The thing is, I know everyone in the entire world knows what it feels like to be the target.  To be the object of ridicule.  What I don't know is why, when we realize that, we keep being so fucking awful to each other.

Try to imagine the lives of these girls.  Imagine knowing who you are, absolutely, unquestioningly, to the very core of everything you are and have ever been.  The way most people do.  Knowing your gender.  The way most people do.  Feeling secure in at least that, if nothing else.  The way most people do.

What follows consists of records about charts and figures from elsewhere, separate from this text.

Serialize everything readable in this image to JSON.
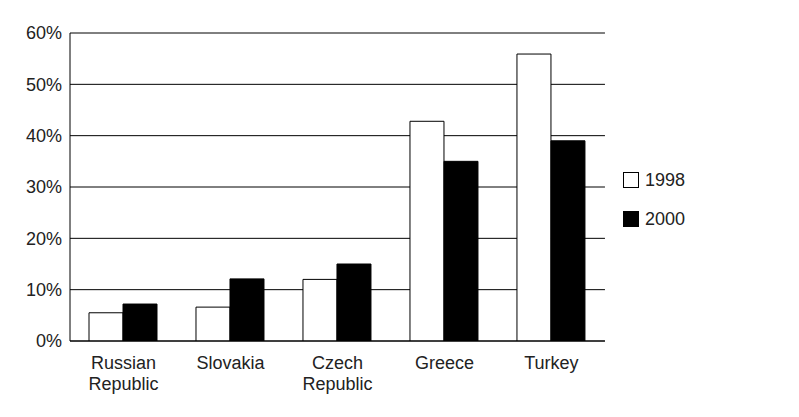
{
  "chart_data": {
    "type": "bar",
    "categories": [
      "Russian Republic",
      "Slovakia",
      "Czech Republic",
      "Greece",
      "Turkey"
    ],
    "series": [
      {
        "name": "1998",
        "color": "#ffffff",
        "values": [
          5.5,
          6.6,
          12,
          42.8,
          55.9
        ]
      },
      {
        "name": "2000",
        "color": "#000000",
        "values": [
          7.2,
          12.1,
          15,
          35,
          39
        ]
      }
    ],
    "ylim": [
      0,
      60
    ],
    "yticks": [
      {
        "value": 0,
        "label": "0%"
      },
      {
        "value": 10,
        "label": "10%"
      },
      {
        "value": 20,
        "label": "20%"
      },
      {
        "value": 30,
        "label": "30%"
      },
      {
        "value": 40,
        "label": "40%"
      },
      {
        "value": 50,
        "label": "50%"
      },
      {
        "value": 60,
        "label": "60%"
      }
    ],
    "grid": true,
    "legend": "right"
  }
}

Now imagine being challenged on that everywhere you went.  From the moment you woke up and your parents denied your identity.  To the bus stop where all the other kids ignored you, except when they all turned your way for a second to stare, before returning to their circle to burst out laughing.  To school where you get beat up in one bathroom, but looked on with disgust in the other, as if you were some kind of awful beast.  To lunch, where no one would sit with you.  And then back home.  To start it all over again the next day.

At first, you might fight back.  After all, you know who you are.  It's so obvious.  To you.  It's the truth.  So you fight back.  Someone calls you "faggot," you pick whatever you think might hurt them the most, and throw it back.  Maybe it's "nigger," or "chink."  Maybe you point out that they were adopted.  Maybe you ask if they still live in a trailer.

Eventually, you get tired.  You can't fight forever, so you stop fighting.  But they don't stop attacking.  You stop feeling, but you keep taking damage.  And before you know it, every day is misery, and you long for death.  You long for rest.  You long for freedom.  You long to be treated and seen as the person you know yourself to be.  Your mind becomes very adept at shutting down positive trains of thought, and it becomes more and more fatalistic.  Until finally, it kills you.

The next time you feel uncomfortable around someone, ask yourself if they're actually doing anything that warrants discomfort.  Are they charging at you, brandishing a frozen-solid slab of albacore, while not wearing any pants, covered in cat shit and Goldschläger, screaming about the motherland?  Feel disturbed.  Be okay with feeling disturbed.  Because that is some weird shit.

But are they just sitting there, having lunch?  Are they just washing their hands in the restroom, not making eye contact, and clearly hoping to GTFO ASAP?  Are they, in any other words, just existing?  Because if that makes you uncomfortable, please be honest with yourself and realize that the problem is not that they exist, but that you are reacting in some particular way to that fact.  And when you see other people who feel uncomfortable around that person starting to take it out on them, think long and hard about what you wanted the last time someone laid into you for basically just being who you were.